Background: Generally, smiles evoke positive feelings and provide preventive cure when patients are interacting with health professionals. People also can smile in awkward situations, when feeling nervous, or just want to show courtesy which can’t evoke positive feelings to the patients. Thus watching real smiles is more beneficial for healthcare. Recognising the real smiles using wearable technology (e.g. accelerometer signals) are found reliable as these are not possible to control voluntarily. Aims: This study aims to investigate observers’ accelerometer signals to recognise real smiles for improving pervasive healthcare.
Methods: Accelerometer signals were recorded from 25 observers as they were watching smiling images and videos considering paired (smiles from same person in both real and posed forms) and single conditions separately. Features were extracted from the signals and tested using two-sample Kolmogorov-Smirnov (K-S) test.
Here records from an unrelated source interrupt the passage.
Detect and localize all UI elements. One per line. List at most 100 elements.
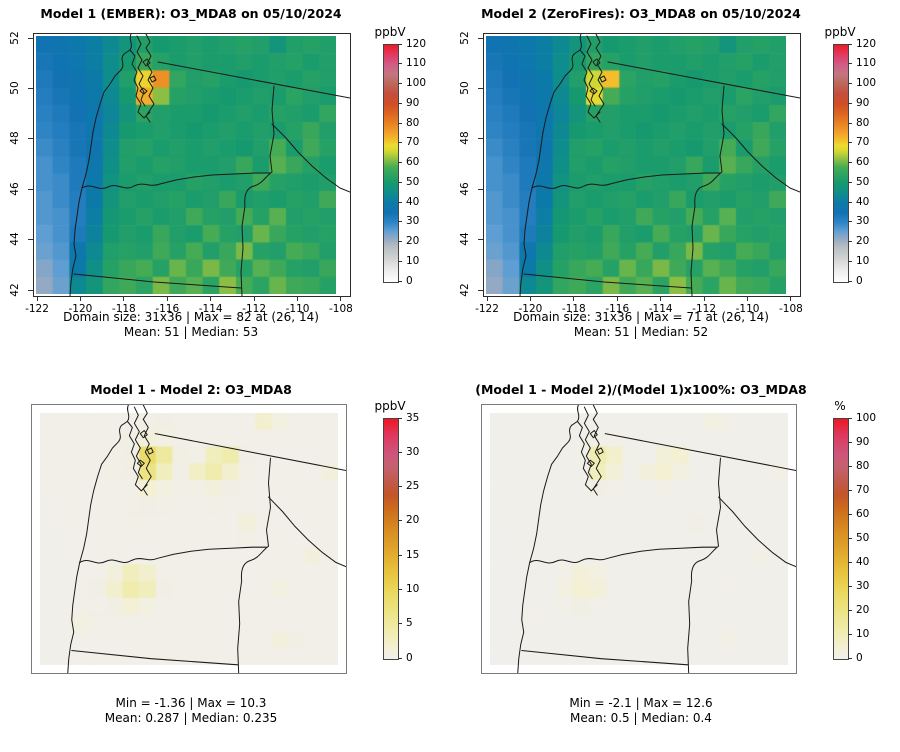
colorbar-tick: [398, 260, 402, 262]
x-axis-tick: [123, 296, 125, 301]
y-tick-label: 42: [9, 282, 21, 297]
map-outline: [69, 34, 350, 296]
colorbar-label: ppbV: [374, 25, 406, 39]
y-tick-label: 52: [459, 30, 471, 45]
colorbar-tick: [398, 142, 402, 144]
x-axis-tick: [747, 296, 749, 301]
stats: Domain size: 31x36 | Max = 71 at (26, 14…: [451, 310, 831, 339]
x-tick-label: -108: [329, 303, 353, 315]
colorbar-tick: [848, 201, 852, 203]
map-outline: [517, 405, 796, 673]
x-axis-tick: [573, 296, 575, 301]
colorbar-tick: [398, 63, 402, 65]
y-tick-label: 50: [9, 81, 21, 95]
colorbar-tick-label: 70: [856, 483, 870, 496]
stats: Min = -2.1 | Max = 12.6 Mean: 0.5 | Medi…: [451, 696, 831, 725]
colorbar-tick-label: 30: [406, 445, 420, 458]
colorbar-tick-label: 120: [856, 37, 877, 50]
x-axis-tick: [166, 296, 168, 301]
colorbar-tick-label: 50: [856, 175, 870, 188]
colorbar-tick: [848, 513, 852, 515]
colorbar-tick: [848, 489, 852, 491]
x-tick-label: -112: [692, 303, 717, 315]
colorbar-tick-label: 80: [856, 116, 870, 129]
x-axis-tick: [486, 296, 488, 301]
y-tick-label: 48: [459, 131, 471, 145]
colorbar-tick-label: 40: [856, 555, 870, 568]
map-plot-frame: [33, 33, 351, 297]
colorbar-tick-label: 40: [406, 195, 420, 208]
x-tick-label: -122: [475, 303, 499, 315]
colorbar-tick-label: 30: [856, 579, 870, 592]
colorbar-tick-label: 35: [406, 411, 420, 424]
colorbar-tick-label: 0: [856, 274, 863, 287]
colorbar-tick: [848, 657, 852, 659]
heatmap-raster: [486, 36, 786, 294]
y-axis-tick: [478, 138, 483, 140]
colorbar-tick: [848, 181, 852, 183]
colorbar-tick-label: 0: [406, 651, 413, 664]
x-axis-tick: [660, 296, 662, 301]
colorbar-tick-label: 90: [406, 96, 420, 109]
colorbar-tick: [848, 609, 852, 611]
y-tick-label: 44: [9, 232, 21, 246]
x-axis-tick: [79, 296, 81, 301]
x-tick-label: -110: [735, 303, 760, 315]
colorbar-tick-label: 10: [856, 254, 870, 267]
colorbar-tick-label: 40: [856, 195, 870, 208]
colorbar-tick: [848, 633, 852, 635]
colorbar-tick: [848, 260, 852, 262]
colorbar-tick: [398, 221, 402, 223]
colorbar-gradient: [383, 418, 399, 660]
colorbar-tick-label: 90: [856, 435, 870, 448]
map-outline: [67, 405, 346, 673]
colorbar-gradient: [833, 44, 849, 283]
colorbar-tick: [848, 585, 852, 587]
colorbar-tick-label: 100: [856, 77, 877, 89]
colorbar-label: %: [834, 399, 846, 413]
colorbar-tick: [398, 588, 402, 590]
x-axis-tick: [210, 296, 212, 301]
map-plot-frame: [483, 33, 801, 297]
y-axis-tick: [478, 289, 483, 291]
colorbar-tick-label: 20: [406, 514, 420, 527]
colorbar-tick: [398, 520, 402, 522]
stats-line-2: Mean: 0.5 | Median: 0.4: [570, 710, 712, 725]
x-axis-tick: [703, 296, 705, 301]
colorbar-tick: [398, 181, 402, 183]
y-tick-label: 48: [9, 131, 21, 145]
x-tick-label: -120: [518, 303, 543, 315]
panel-model1: Model 1 (EMBER): O3_MDA8 on 05/10/2024 -…: [0, 0, 450, 376]
x-tick-label: -122: [25, 303, 49, 315]
colorbar-tick-label: 70: [406, 136, 420, 149]
stats-line-1: Min = -1.36 | Max = 10.3: [115, 696, 267, 710]
panel-difference: Model 1 - Model 2: O3_MDA8 ppbV 0 5 10 15 20…: [0, 376, 450, 752]
x-tick-label: -118: [561, 303, 586, 315]
x-axis-tick: [790, 296, 792, 301]
colorbar-tick: [398, 43, 402, 45]
colorbar-tick: [398, 657, 402, 659]
colorbar-tick-label: 0: [856, 651, 863, 664]
colorbar-tick: [848, 280, 852, 282]
x-tick-label: -110: [285, 303, 310, 315]
y-tick-label: 50: [459, 81, 471, 95]
y-tick-label: 52: [9, 30, 21, 45]
x-tick-label: -114: [648, 303, 673, 315]
x-tick-label: -116: [155, 303, 180, 315]
x-axis-tick: [297, 296, 299, 301]
colorbar-tick-label: 60: [856, 507, 870, 520]
colorbar-gradient: [383, 44, 399, 283]
x-axis-tick: [36, 296, 38, 301]
stats: Domain size: 31x36 | Max = 82 at (26, 14…: [1, 310, 381, 339]
colorbar-tick: [398, 241, 402, 242]
colorbar-tick-label: 20: [856, 603, 870, 616]
y-axis-tick: [478, 188, 483, 190]
y-tick-label: 44: [459, 232, 471, 246]
map-plot-frame: [31, 404, 347, 674]
map-plot-frame: [481, 404, 797, 674]
colorbar-tick-label: 50: [856, 531, 870, 544]
colorbar-tick-label: 25: [406, 480, 420, 493]
colorbar-tick: [848, 83, 852, 84]
colorbar-tick-label: 60: [406, 156, 420, 168]
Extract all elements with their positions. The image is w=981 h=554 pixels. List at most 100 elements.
Four machine learning classifiers (Random Forest, K-nearest Neighbour, Decision Tree and Logistic Regression) were implemented to compute the performance.
Results: Top 30 features were selected from extracted 55 features based on the highest absolute value of the difference between cumulative distribution of real and posed smiles. K-S test showed that the accelerometer signals can significantly distinguish between observed real and posed smiles (p < 0.01). Further, the highest accuracy of 80% was achieved using decision tree in classifying real and posed smiles.
Conclusions: The high accuracy from wearable technology highlights the potential use of this approach in pervasive and mental healthcare to support emotional communication between patients and carer.